Встреча Свина с шантажистом была назначена на полдень. Несмотря на всю важность этого события, Борис Михайлович не собирался пропускать обед в «Кармине», а обедать он начинал обычно не позже часа дня. Толстяк вез деньги, но расставаться с ними не планировал. Он прекрасно понимал, что шантаж – это всерьез и надолго. Что бы там не пел этот пройдоха Вадим, дядя Лешича.
Люди были расставлены по местам и проинструктированы. Операцию разработал Коготь, начальник свинской охраны, он же и отслеживал ее точное выполнение из микроавтобуса у кофейни. Идеальной реализации этого театрализованного действа соответствовали три необходимых и достаточных пункта: 1) отбор видеоматериала, 2) сохранение денег, и 3) несчастный случай для шантажиста.
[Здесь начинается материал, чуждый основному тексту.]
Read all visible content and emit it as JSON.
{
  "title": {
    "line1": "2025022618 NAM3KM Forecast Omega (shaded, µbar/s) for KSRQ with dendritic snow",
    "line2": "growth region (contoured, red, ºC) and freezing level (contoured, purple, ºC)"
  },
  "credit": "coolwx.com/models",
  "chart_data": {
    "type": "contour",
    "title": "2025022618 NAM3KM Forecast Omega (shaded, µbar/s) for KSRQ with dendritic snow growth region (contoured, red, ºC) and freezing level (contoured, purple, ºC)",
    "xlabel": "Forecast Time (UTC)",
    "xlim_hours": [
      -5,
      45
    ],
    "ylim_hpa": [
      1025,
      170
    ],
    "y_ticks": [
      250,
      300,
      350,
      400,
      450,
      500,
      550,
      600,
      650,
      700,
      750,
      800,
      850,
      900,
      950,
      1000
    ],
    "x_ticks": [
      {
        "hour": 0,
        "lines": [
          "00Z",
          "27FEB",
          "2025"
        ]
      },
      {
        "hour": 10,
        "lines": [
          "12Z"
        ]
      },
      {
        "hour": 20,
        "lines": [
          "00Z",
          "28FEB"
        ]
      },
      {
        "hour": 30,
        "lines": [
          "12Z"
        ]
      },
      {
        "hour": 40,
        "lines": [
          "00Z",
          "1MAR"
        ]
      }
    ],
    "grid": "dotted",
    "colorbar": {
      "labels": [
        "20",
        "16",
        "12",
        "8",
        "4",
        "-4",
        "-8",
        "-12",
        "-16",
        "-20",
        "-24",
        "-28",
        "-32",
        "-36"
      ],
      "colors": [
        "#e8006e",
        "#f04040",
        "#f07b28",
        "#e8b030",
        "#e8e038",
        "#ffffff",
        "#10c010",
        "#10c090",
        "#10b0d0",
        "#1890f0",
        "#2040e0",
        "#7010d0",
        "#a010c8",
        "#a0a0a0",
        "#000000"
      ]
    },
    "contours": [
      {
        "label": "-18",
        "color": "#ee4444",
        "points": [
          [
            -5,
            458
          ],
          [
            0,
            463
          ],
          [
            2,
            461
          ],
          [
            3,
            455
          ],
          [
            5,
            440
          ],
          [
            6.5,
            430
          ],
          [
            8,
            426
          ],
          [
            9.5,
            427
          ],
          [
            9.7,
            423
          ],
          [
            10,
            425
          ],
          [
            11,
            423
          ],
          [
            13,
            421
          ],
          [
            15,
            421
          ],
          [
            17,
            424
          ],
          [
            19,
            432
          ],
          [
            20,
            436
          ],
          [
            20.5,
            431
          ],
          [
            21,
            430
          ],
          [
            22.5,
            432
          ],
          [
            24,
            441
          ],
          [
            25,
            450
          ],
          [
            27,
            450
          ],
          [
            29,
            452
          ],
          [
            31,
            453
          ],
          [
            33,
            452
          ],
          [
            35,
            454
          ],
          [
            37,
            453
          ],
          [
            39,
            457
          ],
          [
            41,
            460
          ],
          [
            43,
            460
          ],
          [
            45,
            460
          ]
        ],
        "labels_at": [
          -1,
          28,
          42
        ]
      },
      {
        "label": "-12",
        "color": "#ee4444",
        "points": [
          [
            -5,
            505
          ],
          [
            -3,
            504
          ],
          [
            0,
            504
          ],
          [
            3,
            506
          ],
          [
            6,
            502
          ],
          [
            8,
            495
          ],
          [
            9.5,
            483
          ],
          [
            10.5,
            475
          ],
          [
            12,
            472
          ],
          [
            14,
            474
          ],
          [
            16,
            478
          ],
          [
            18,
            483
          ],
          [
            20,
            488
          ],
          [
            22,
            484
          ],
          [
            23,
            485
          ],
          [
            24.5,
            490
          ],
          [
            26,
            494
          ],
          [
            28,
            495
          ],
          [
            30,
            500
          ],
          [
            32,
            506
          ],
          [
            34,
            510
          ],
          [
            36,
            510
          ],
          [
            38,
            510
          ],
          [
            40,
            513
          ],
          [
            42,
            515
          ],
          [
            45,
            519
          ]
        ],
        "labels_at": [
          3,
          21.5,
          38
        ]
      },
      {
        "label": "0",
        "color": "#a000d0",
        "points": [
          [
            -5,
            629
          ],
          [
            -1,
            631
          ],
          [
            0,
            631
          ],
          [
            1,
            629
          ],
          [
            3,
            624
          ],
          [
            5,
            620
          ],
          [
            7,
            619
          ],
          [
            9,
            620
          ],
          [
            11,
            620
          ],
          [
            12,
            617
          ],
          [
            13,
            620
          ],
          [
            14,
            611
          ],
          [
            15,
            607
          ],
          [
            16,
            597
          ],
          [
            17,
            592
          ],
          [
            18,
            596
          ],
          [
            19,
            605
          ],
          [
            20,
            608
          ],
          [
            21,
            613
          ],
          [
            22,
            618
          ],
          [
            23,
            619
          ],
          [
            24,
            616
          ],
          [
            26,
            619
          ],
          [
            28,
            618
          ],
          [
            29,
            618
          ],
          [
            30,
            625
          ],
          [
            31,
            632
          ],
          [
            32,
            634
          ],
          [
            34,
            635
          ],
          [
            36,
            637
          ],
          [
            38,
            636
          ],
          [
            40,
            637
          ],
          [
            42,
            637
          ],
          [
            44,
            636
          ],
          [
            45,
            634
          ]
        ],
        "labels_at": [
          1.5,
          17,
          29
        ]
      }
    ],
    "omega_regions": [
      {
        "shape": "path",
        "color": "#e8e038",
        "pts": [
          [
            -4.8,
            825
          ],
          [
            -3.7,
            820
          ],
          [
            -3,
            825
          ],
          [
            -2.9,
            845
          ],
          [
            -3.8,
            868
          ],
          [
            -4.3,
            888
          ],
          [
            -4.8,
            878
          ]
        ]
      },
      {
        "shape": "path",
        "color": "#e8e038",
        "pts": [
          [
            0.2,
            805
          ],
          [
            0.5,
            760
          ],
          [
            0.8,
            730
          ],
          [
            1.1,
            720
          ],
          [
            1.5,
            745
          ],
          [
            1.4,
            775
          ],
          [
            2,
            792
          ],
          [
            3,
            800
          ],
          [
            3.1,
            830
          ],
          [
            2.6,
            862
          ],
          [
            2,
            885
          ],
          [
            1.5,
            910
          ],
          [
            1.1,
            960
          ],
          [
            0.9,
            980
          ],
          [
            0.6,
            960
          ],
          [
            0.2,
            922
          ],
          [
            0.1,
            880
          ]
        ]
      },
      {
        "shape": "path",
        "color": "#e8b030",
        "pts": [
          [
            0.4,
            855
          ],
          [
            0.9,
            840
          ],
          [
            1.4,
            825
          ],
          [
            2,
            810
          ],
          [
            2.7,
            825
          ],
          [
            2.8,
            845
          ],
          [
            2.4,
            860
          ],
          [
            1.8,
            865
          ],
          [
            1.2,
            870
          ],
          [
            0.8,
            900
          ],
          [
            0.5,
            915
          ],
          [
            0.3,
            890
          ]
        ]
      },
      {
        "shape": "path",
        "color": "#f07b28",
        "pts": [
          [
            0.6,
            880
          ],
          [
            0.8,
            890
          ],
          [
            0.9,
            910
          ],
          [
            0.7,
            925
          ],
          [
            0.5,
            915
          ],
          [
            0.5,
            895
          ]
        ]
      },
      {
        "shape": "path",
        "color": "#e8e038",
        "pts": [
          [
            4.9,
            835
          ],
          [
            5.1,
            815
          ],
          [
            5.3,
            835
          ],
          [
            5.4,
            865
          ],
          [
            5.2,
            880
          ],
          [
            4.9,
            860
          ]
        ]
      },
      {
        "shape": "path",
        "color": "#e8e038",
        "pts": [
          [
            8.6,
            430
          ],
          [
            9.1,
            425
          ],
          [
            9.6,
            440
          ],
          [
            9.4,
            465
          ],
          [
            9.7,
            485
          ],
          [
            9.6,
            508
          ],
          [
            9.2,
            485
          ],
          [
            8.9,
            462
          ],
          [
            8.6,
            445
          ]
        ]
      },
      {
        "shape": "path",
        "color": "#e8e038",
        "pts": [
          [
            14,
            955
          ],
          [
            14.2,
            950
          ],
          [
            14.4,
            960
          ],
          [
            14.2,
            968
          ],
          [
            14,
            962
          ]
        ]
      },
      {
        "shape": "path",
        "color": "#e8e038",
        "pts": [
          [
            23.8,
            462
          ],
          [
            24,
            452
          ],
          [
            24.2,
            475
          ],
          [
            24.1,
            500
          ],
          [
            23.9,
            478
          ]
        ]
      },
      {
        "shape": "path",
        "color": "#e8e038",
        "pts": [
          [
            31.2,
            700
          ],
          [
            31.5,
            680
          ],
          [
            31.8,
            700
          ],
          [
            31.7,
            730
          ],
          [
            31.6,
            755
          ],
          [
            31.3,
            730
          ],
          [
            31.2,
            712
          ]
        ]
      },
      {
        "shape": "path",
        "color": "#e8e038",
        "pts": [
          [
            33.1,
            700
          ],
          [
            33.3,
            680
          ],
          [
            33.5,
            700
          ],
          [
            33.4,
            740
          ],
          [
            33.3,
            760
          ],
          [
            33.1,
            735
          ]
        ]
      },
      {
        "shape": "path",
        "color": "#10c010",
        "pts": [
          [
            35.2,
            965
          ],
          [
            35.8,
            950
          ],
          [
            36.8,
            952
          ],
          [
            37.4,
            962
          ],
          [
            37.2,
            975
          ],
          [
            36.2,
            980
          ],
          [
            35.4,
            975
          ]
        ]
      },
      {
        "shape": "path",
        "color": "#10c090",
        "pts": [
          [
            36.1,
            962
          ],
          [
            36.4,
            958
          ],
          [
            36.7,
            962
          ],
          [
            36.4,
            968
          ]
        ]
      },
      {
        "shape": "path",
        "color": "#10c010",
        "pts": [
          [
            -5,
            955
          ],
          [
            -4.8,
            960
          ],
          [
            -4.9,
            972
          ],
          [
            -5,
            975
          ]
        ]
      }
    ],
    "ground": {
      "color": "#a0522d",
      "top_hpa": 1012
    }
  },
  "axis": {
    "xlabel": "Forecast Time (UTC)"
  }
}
Изначально Борису Михайловичу отводилась далеко не главная роль. Он всего лишь проверял актуальность видео, отдавал деньги в «хитром» кейсе, и уходил. Но сам Свин предлагаемый сценарий подправил, и его стараниями вполне статистический реквизит – сигара, неизменный спутник дяди его бывшего химика, должна была серьезно и очень разрушительно выстрелить. И, при правильном раскладе, обеспечить наилучшее выполнение пункта № 3 за счет исключительных свойств шизы и общей нервности обстановки.
Борис Михайлович волновался, ибо понимал – если на записи именно то, чего он опасается, он может не успеть покинуть город. И никакие деньги, никакие связи ему не помогут. Но оставался и небольшой шанс, что запись от 4 июля содержит какую-то другую информацию. Или вообще сделана не 4 июля.
Свин подъехал к кофейне без пяти двенадцать. Ему прозвонил Коготь, и сообщил, что Вадим уже 15 минут, как приехал. Припарковал серый опель в квартале от места встречи, занял удобный столик в углу кафе и жрет второй чизкейк.
После того как Свин пожелал шефу своей охраны ни пуха, ни пера, а тот послал Бориса Михайловича к его ближайшему родственнику, основная фаза операции началась.